The federal government repeatedly has been forced to use not only the law but also military force to restrain local majority tyranny, during the Civil War and Reconstruction and again during the civil rights revolution. Conversely, state and local majority tyranny have flourished only when tolerated by the national majority. In the United States, the national majority has always been, and likely always will be, a more reliable champion of civil rights and voting rights than local majorities.
Universalizing Section 4 of the Voting Rights Act, then, makes excellent sense on its merits. It would make for smart politics, too. Proposing to universalize Section 4 would be a no-lose proposition for progressives, centrists and non-racist conservatives.
If a law universalizing Section 4 were enacted, then the Northern and Western states would have nothing to fear — unless, of course, their state governments were trying to use devious methods to restrict or dilute the voting power of particular groups, like the disproportionately minority poor. But that is as it should be. Why should race-motivated voter ID laws or redistricting schemes to dilute minority voters by “packing” them in ghettoized electoral districts be subject to more federal scrutiny in the South than in the Midwest or West Coast or New England? The same level of federal scrutiny should be brought to bear everywhere in the United States.
If a law universalizing Section 4 were to die in Congress, it would almost certainly be killed by Republicans based in the former Confederacy. Their success in stopping universalization of Section 4 would be a Pyrrhic victory, further identifying the Republican Party in the national mind with the most benighted white reactionaries in the former homeland of slavery and segregation. This outcome would strengthen not only Democrats but also reformist Republicans making the case that their party must be freed from its Southern captivity.
The neo-Confederate opponents of such a proposed law could not complain that it imposed a double standard. After all, the new, universal Section 4, along with the revived pre-clearance system of Section 5, would apply to Massachusetts, New York and California, as well as to Texas, Mississippi and Alabama.
Would a universalized version of Section 4 be acceptable to this Supreme Court? Because all states would be treated equally, the argument that it treated some unfairly would be irrelevant. Opponents would have to argue that by permanently universalizing Sections 4 and 5 of the Voting Rights Act, Congress was exceeding its constitutional authority. That would be a hard argument to make, given the clear language of the 15th Amendment to the U.S. Constitution, ratified in 1870:
Section 1. The right of citizens of the United States to vote shall not be denied or abridged by the United States or by any State on account of race, color, or previous condition of servitude.
Section 2. The Congress shall have power to enforce this article by appropriate legislation.
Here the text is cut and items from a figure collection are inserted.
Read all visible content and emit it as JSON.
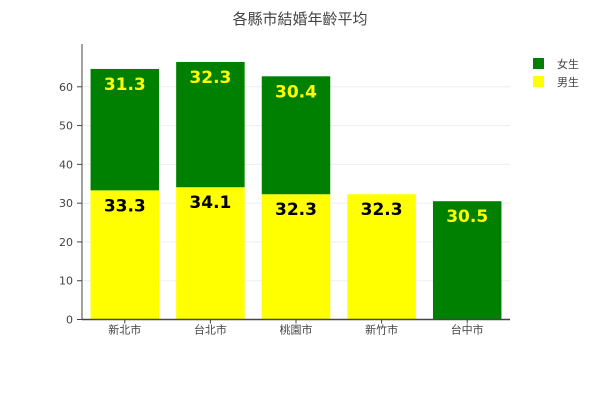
{
  "chart_data": {
    "type": "bar",
    "stacked": true,
    "title": "各縣市結婚年齡平均",
    "categories": [
      "新北市",
      "台北市",
      "桃園市",
      "新竹市",
      "台中市"
    ],
    "series": [
      {
        "name": "男生",
        "color": "#ffff00",
        "label_color": "#000000",
        "values": [
          33.3,
          34.1,
          32.3,
          32.3,
          null
        ],
        "labels": [
          "33.3",
          "34.1",
          "32.3",
          "32.3",
          ""
        ]
      },
      {
        "name": "女生",
        "color": "#008000",
        "label_color": "#ffff00",
        "values": [
          31.3,
          32.3,
          30.4,
          null,
          30.5
        ],
        "labels": [
          "31.3",
          "32.3",
          "30.4",
          "",
          "30.5"
        ]
      }
    ],
    "y_ticks": [
      "0",
      "10",
      "20",
      "30",
      "40",
      "50",
      "60"
    ],
    "ylim": [
      0,
      70
    ],
    "grid": true,
    "legend_position": "top-right",
    "legend": [
      {
        "name": "女生",
        "color": "#008000"
      },
      {
        "name": "男生",
        "color": "#ffff00"
      }
    ]
  }
}
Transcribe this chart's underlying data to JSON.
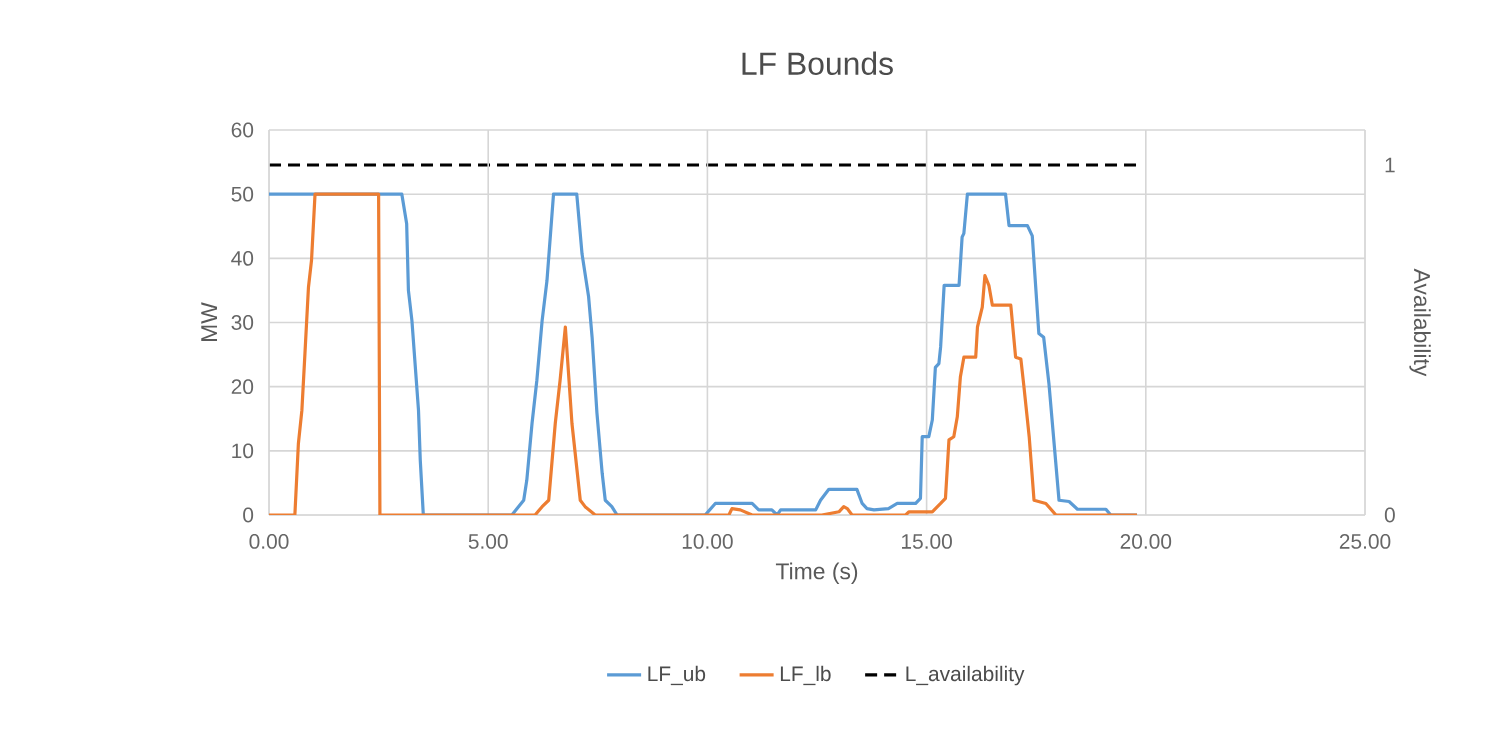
{
  "chart_data": {
    "type": "line",
    "title": "LF Bounds",
    "xlabel": "Time (s)",
    "ylabel": "MW",
    "y2label": "Availability",
    "xlim": [
      0,
      25
    ],
    "xticks": [
      {
        "value": 0,
        "label": "0.00"
      },
      {
        "value": 5,
        "label": "5.00"
      },
      {
        "value": 10,
        "label": "10.00"
      },
      {
        "value": 15,
        "label": "15.00"
      },
      {
        "value": 20,
        "label": "20.00"
      },
      {
        "value": 25,
        "label": "25.00"
      }
    ],
    "ylim": [
      0,
      60
    ],
    "yticks": [
      0,
      10,
      20,
      30,
      40,
      50,
      60
    ],
    "y2lim": [
      0,
      1.1
    ],
    "y2ticks": [
      0,
      1
    ],
    "grid": true,
    "legend": "bottom",
    "marker": "none",
    "series": [
      {
        "name": "LF_ub",
        "color": "#5b9bd5",
        "line_style": "solid",
        "x": [
          0,
          3.03,
          3.14,
          3.18,
          3.26,
          3.41,
          3.45,
          3.52,
          5.54,
          5.81,
          5.88,
          6.0,
          6.11,
          6.23,
          6.34,
          6.49,
          7.02,
          7.14,
          7.29,
          7.37,
          7.48,
          7.6,
          7.67,
          7.82,
          7.94,
          9.95,
          10.18,
          11.02,
          11.17,
          11.47,
          11.59,
          11.67,
          12.47,
          12.58,
          12.77,
          13.41,
          13.53,
          13.64,
          13.8,
          14.13,
          14.33,
          14.75,
          14.86,
          14.9,
          15.05,
          15.13,
          15.2,
          15.28,
          15.32,
          15.4,
          15.74,
          15.81,
          15.85,
          15.93,
          16.8,
          16.88,
          17.3,
          17.41,
          17.56,
          17.67,
          17.79,
          18.02,
          18.25,
          18.44,
          19.09,
          19.2,
          19.8
        ],
        "values": [
          50,
          50,
          45.4,
          35,
          30.3,
          16.3,
          8.6,
          0,
          0,
          2.3,
          5.4,
          14.3,
          21,
          30.3,
          36.5,
          50,
          50,
          40.7,
          34,
          27.7,
          15.9,
          6.5,
          2.3,
          1.3,
          0,
          0,
          1.8,
          1.8,
          0.8,
          0.8,
          0,
          0.8,
          0.8,
          2.3,
          4,
          4,
          1.8,
          1,
          0.8,
          1,
          1.8,
          1.8,
          2.6,
          12.2,
          12.2,
          14.8,
          23,
          23.6,
          26.2,
          35.8,
          35.8,
          43.3,
          43.9,
          50,
          50,
          45.1,
          45.1,
          43.5,
          28.3,
          27.7,
          20.5,
          2.3,
          2.1,
          0.9,
          0.9,
          0,
          0
        ]
      },
      {
        "name": "LF_lb",
        "color": "#ed7d31",
        "line_style": "solid",
        "x": [
          0,
          0.59,
          0.67,
          0.75,
          0.82,
          0.9,
          0.97,
          1.05,
          2.5,
          2.53,
          6.07,
          6.23,
          6.38,
          6.53,
          6.64,
          6.76,
          6.91,
          7.1,
          7.21,
          7.44,
          10.49,
          10.56,
          10.75,
          11.02,
          12.61,
          13.0,
          13.11,
          13.19,
          13.3,
          14.52,
          14.6,
          15.13,
          15.32,
          15.43,
          15.51,
          15.62,
          15.7,
          15.77,
          15.85,
          16.12,
          16.16,
          16.27,
          16.33,
          16.42,
          16.5,
          16.92,
          17.03,
          17.15,
          17.22,
          17.34,
          17.45,
          17.72,
          17.95,
          19.8
        ],
        "values": [
          0,
          0,
          11.1,
          16.3,
          25.2,
          35.5,
          39.7,
          50,
          50,
          0,
          0,
          1.3,
          2.3,
          14.3,
          21,
          29.3,
          14.3,
          2.3,
          1.3,
          0,
          0,
          1,
          0.8,
          0,
          0,
          0.5,
          1.3,
          1,
          0,
          0,
          0.5,
          0.5,
          1.8,
          2.6,
          11.7,
          12.2,
          15.3,
          21.5,
          24.6,
          24.6,
          29.3,
          32.4,
          37.3,
          35.8,
          32.7,
          32.7,
          24.6,
          24.3,
          20,
          12.2,
          2.3,
          1.8,
          0,
          0
        ]
      },
      {
        "name": "L_availability",
        "color": "#000000",
        "line_style": "dashed",
        "axis": "y2",
        "x": [
          0,
          19.8
        ],
        "values": [
          1,
          1
        ]
      }
    ]
  }
}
If universal, perpetual federal pre-clearance of changes in electoral laws by all state and local governments, to make sure they do not disadvantage particular minorities, is not “appropriate legislation” for defending “the right of citizens of the United States to vote” under the 15th Amendment, it is hard to imagine what “appropriate legislation” would be.
Justice Roberts has stated that Congress can pass a new version of the Voting Rights Act that reflects “current conditions.” Congress should take him up on his offer and rewrite the Voting Rights Act to make it apply to all 50 states and all local governments, forever.